Predictions over the US Dollar’s supposed demise as ultimate world reserve currency have made the rounds for decades. Time has always proved that such claims have been premature. The current ones making waves are unlikely to be any different. It is very much true that United States hegemony does appear to be diminishing but expectations that we are also embarking on a breakaway from USD hegemony is a completely different matter altogether.
The USD is still on one side of as much as 90% of all trades. If there was ever a fact point to spell out how dominant the Greenback is on world finance, that is it. Furthermore, even if the USD share of global fx reserves have gradually diminished, they remain substantially above the low of around 45% in the early 1960s. Even considering the gradual decline of USD reserves, it still accounts for around three times more than its nearest competitor, which is actually the Euro.
There are a number of factors behind why investors trust the USD as the world reserve currency. Contrary to what might be assumed, economic fundamentals such as the status of largest economy in the world are not necessarily a key parameter. Indeed, China is on many levels competing with the United States economically and will more likely than not soon be labelled as the largest world economy. Displacing Dollarisation is a separate matter.
When discussing topical subjects such as the international role of the US Dollar in world media, it is often not mentioned enough how critical elements such as trust in an asset as a store of value, size and depth of financial instruments available to investors, standardisation of capital markets and ease of accessing capital are to this debate. A trusted monetary policy framework and a clear structure of that economy’s political/social environment, such as freedom of the press, law and order, and democracy, are also necessary. These represent just a few of the criteria needed. In a nutshell, there is a precise yet complex and sophisticated system of governance, safety, and standardisation that entices investors to keep returning to the Dollar. Such framework and governance are not available elsewhere. It will also be challenging to create one.
This article does accept that from at least an international relations and economic diplomacy standpoint, we are already entering an increased multi-polar world. However, this is far from the case when it comes to financial supremacy. The United States does and will continue to reign supreme. Unless we see seismic shifts in investor behaviour, the USD stands at such a high base of sheer dominance that it might even take decades for the Dollar to be surpassed.

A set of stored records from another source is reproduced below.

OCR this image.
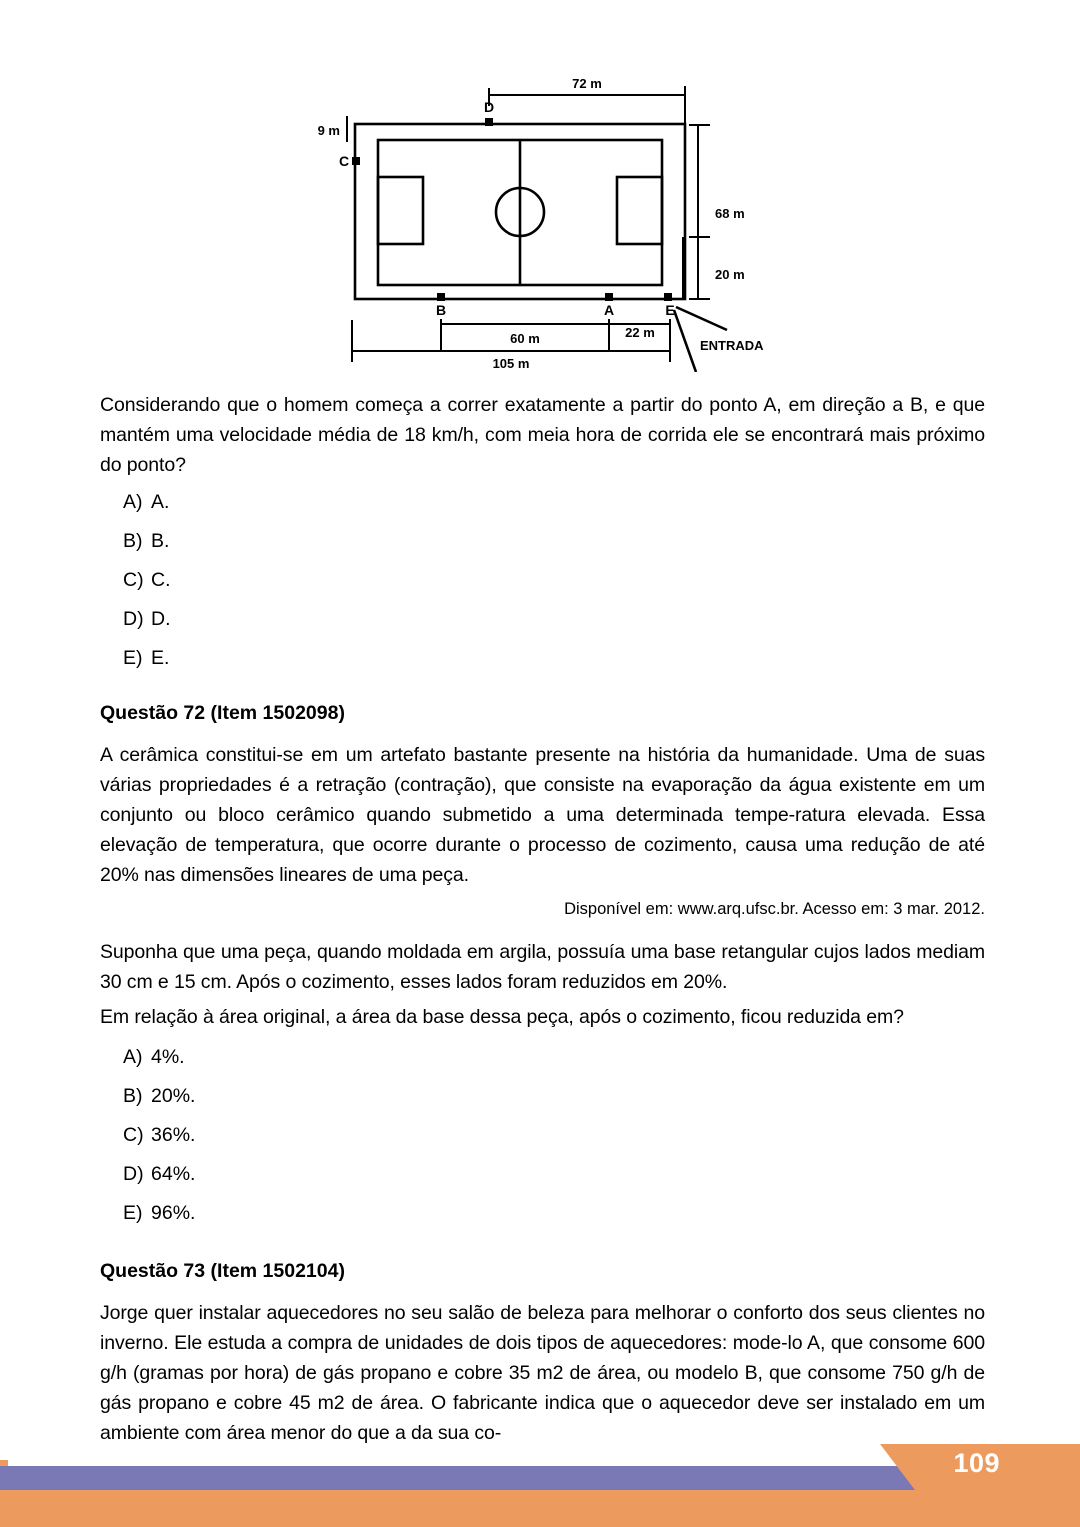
72 m
9 m
D
C
B	A	E
68 m
20 m
60 m	22 m
105 m
ENTRADA

Considerando que o homem começa a correr exatamente a partir do ponto A, em direção a B, e que mantém uma velocidade média de 18 km/h, com meia hora de corrida ele se encontrará mais próximo do ponto?

A) A.
B) B.
C) C.
D) D.
E) E.
Questão 72 (Item 1502098)

A cerâmica constitui-se em um artefato bastante presente na história da humanidade. Uma de suas várias propriedades é a retração (contração), que consiste na evaporação da água existente em um conjunto ou bloco cerâmico quando submetido a uma determinada tempe-ratura elevada. Essa elevação de temperatura, que ocorre durante o processo de cozimento, causa uma redução de até 20% nas dimensões lineares de uma peça.

Disponível em: www.arq.ufsc.br. Acesso em: 3 mar. 2012.

Suponha que uma peça, quando moldada em argila, possuía uma base retangular cujos lados mediam 30 cm e 15 cm. Após o cozimento, esses lados foram reduzidos em 20%.

Em relação à área original, a área da base dessa peça, após o cozimento, ficou reduzida em?

A) 4%.
B) 20%.
C) 36%.
D) 64%.
E) 96%.
Questão 73 (Item 1502104)

Jorge quer instalar aquecedores no seu salão de beleza para melhorar o conforto dos seus clientes no inverno. Ele estuda a compra de unidades de dois tipos de aquecedores: mode-lo A, que consome 600 g/h (gramas por hora) de gás propano e cobre 35 m2 de área, ou modelo B, que consome 750 g/h de gás propano e cobre 45 m2 de área. O fabricante indica que o aquecedor deve ser instalado em um ambiente com área menor do que a da sua co-

109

The main strength underpinning Dollar dominance by most accounts is that there are actually no alternatives.
The Euro has long settled for second world reserve currency status in the currency arena, while the British Pound has never recovered from the period where the USD hegemony commenced following World War II. For example, when Washington spectacularly humiliated London during the 1956 Suez Crisis. Washington famously pressured the IMF to deny financial assistance to the United Kingdom so that it would stand down in Egypt, in which is just one of the many examples of how the United States has been able to use its financial muscle to flex dominance in world affairs.
This article also agrees that the Chinese Yuan likely represents the strongest threat to Dollar dominance to date. Yet, data shows that the Yuan is coming from such a low base (for example China’s currency only represents minimal amounts of global fx reserves and SWIFT transfers) that it cannot even be considered as a competitor to the Greenback. The main target for China right now to even be seen as a real competitor to Washington’s global financial supremacy is to surpass the Euro as number two world reserve currency.
For the Yuan to compete with the Dollar on an international level, China would likely need to embrace sweeping reforms to increase investor confidence. Beijing is unlikely to consider such action. If anything, the current indications from the outside is that Beijing is curtailing power domestically rather than showing the outside world that it can embrace aspects such as free markets.
Just some of the potential reforms that would be needed to enhance the Yuan’s reputation on a world stage as a trusted asset of safety include in no particular order, freedom of press and speech, democracy, a free-floating foreign exchange rate, and a central bank that is independent to set monetary policy.
Hopes for such reforms are ambitious. Calls for China to open up capital markets and allow free-floating of the Chinese Yuan alone have been repeated for years.
All in all, when statements are made regarding the threat of De-Dollarisation we must be aware of the sophisticated framework that is in place to ensure the USD remains as ultimate reserve currency. Criticisms of the United States gradual diminishing status as the number one world economy and its impact on global affairs are warranted. However, Washington surrendering financial supremacy and its role as the number one world reserve currency are completely different matters.